Aku
mengigal di bawah mandi cahayamu, sambil menatap dengan segala arti yang dapat
kusiratkan melalui mata ke arah kemolekanmu. Kedua kakiku mencengkram dahan
tempatku berpijak. Sedang hatiku, seraya berselimut keluh kesah, terus saja
menanti-nanti apa yang ‘kan kuterima darimu.
Latar
syahdu, meski sendu, mampu kunikmati dengan segenap mimpi dan fantasi.

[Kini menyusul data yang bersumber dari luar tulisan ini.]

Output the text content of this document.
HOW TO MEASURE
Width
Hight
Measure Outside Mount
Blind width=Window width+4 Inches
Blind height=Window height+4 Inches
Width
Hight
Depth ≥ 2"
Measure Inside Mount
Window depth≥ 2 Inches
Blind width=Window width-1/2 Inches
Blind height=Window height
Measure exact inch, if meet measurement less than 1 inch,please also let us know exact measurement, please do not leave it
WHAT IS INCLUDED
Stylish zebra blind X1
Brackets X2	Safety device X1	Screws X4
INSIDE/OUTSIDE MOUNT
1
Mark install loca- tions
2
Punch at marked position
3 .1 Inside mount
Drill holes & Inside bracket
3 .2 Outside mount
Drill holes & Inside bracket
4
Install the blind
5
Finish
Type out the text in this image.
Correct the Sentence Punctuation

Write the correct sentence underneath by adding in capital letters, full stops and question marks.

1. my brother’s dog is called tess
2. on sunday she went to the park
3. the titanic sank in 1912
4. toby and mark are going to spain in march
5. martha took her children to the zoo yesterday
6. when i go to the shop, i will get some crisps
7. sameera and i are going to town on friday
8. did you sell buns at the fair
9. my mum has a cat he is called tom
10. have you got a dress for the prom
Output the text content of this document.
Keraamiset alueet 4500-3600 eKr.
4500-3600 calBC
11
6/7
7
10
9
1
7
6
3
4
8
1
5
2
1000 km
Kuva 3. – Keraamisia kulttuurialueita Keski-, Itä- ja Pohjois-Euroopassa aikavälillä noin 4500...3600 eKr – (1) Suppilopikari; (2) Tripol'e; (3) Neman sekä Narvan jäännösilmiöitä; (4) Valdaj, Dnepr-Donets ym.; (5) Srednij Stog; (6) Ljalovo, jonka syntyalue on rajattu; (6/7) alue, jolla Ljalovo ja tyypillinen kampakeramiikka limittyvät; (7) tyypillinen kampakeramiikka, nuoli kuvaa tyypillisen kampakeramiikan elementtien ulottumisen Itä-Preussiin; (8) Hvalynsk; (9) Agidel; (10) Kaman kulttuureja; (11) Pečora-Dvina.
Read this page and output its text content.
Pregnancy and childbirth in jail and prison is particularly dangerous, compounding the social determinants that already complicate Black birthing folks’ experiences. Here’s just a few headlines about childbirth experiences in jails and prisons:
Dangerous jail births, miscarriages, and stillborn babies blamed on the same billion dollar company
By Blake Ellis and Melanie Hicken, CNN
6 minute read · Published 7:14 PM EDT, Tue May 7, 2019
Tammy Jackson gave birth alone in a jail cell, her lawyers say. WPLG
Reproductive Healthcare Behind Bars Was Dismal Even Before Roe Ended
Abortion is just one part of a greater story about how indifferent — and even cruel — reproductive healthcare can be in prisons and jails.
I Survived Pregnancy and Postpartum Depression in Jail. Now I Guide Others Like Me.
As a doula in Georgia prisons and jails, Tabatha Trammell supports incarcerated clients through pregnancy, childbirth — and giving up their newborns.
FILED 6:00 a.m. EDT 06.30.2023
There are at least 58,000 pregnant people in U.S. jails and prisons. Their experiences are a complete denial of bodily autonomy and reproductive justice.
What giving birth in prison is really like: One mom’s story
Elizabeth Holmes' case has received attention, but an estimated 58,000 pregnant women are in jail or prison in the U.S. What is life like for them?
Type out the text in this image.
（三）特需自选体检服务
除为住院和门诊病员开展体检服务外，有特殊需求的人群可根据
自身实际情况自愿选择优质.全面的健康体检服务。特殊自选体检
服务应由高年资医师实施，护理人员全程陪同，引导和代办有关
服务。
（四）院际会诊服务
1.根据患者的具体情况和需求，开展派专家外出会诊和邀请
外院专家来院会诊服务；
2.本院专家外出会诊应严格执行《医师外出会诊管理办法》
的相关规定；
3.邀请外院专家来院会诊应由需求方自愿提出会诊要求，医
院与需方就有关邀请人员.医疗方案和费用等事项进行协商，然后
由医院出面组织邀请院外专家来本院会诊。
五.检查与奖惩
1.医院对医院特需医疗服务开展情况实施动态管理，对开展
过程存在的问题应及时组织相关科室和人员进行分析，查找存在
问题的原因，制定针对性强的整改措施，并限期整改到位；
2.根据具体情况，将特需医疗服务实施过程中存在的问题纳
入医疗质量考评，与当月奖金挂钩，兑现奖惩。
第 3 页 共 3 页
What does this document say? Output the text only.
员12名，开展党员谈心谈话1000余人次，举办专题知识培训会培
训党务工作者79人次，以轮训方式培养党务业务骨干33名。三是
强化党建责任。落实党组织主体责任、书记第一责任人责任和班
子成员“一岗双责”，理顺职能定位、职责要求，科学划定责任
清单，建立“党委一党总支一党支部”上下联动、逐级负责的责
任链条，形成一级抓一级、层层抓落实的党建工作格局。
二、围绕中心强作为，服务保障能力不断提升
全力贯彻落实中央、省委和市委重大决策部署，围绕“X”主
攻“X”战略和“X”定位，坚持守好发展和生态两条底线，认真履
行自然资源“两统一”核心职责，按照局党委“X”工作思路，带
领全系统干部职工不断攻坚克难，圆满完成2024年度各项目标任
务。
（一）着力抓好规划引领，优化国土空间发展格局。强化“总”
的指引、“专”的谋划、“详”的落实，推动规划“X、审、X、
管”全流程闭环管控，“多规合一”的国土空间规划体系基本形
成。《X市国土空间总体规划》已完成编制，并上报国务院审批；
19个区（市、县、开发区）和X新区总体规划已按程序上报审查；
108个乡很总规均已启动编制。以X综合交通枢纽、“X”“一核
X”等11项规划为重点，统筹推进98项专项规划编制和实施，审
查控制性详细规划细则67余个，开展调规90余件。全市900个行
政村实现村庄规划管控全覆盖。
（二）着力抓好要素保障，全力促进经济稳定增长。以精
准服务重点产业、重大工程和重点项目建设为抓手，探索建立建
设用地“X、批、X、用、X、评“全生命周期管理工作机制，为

Membiarkan udara malam purnama merasuki jiwa dan merasakan tiap-tiap titiknya
yang membakar sukma. Semakin lama, semakin elok kau terlihat. Semakin membumbung
tinggi gelora.
Keangkuhanku
adalah peneman aura anggunmu pada sang bumi tiap-tiap purnama berkilau. Mereka
berkata perihal keangkuhanku dalam kemilau cahayamu, mereka katakan aku sebagai
belenggu kebenderanganmu. Suaraku adalah seperti iblis bagi pendengaran mereka,
dan rupaku bagai seonggok tubuh buas yang membawa kemistisan. Nisbi memang,
tapi tahukah engkau betapa terkadang itu membuatku lebih memilih berada di
sini, memandang keelokanmu dengan penuh kemesraan dalam perenungan yang takzim.
Duhai
engkau yang diciptakan Sang Pencipta Semesta, mungkinkah kelak aku ada pada
dirimu yang cemerlang itu? Ah, pertanyaanku ini pasti tiada akan engkau jawab. Perbedaan
yang ada benar-benar telah membedakan kita. Aku
melompat dari tempatku berdiri, mengepakkan sayap-sayapku yang kokoh
membentang, memindahkan tubuhku menuju dahan lainnya, semata-mata agar aku
dapat melihatmu lebih dekat.
Di
ujung gelisah aku tetap tak henti memandangi. Pawana malam semakin dingin
menerpa bulu-buluku yang kecoklatan dan itu tidak kupedulikan. Lembut lakumu
menghangatkan jiwa yang dingin, bagai memberi cahaya setelah diterpa kegelapan
nelangsa dalam waktu yang lama. Tak banyak yang dapat kulakukan, saat ini. Sang
Siang seperti enggan berteman denganku, walau terkadang aku lari darinya.
Aku
memutar balik tubuhku. Membelakangi cahayamu yang memukau itu. Menatap hamparan
tumbuhan kesunyian yang kau mandikan dengan cahaya. Mataku yang tajam melihat
berbagai macam makhluk menatapku dengan penuh ketakutan di bawah sana. Gemerisik
bunyi dedaunan yang mereka pijak seperti merusak kesyahduanku bersamamu. Aku memilih
diam dan membiarkan mereka bergerak sesuka mereka kemanapun mereka tanpa
kuperhatikan.
Aku
berbalik lagi ke arahmu. Kali ini bersama mata yang semakin sendu, terjerumus
dalam kerinduan yang melumpuhkan segala angan. Benih keanggunan yang merangkum
malam, menyiratkan sesuatu yang dimiliki sang waktu.
-------
Ketika kehendakmu ingin mengetahuinya, janganlah
sekali-kali engkau bertanya. Sungguh yang daripada itu akan memberikan
penyiksaan dalam keindahan. Kan kubiarkan keingintahuan melingkupimu dengan
sayapnya. Cukup semesta menjadi jalur siratan pesan yang bisa saja tiada
tersampai, menunggu hingga engkau menyingkapnya sendiri.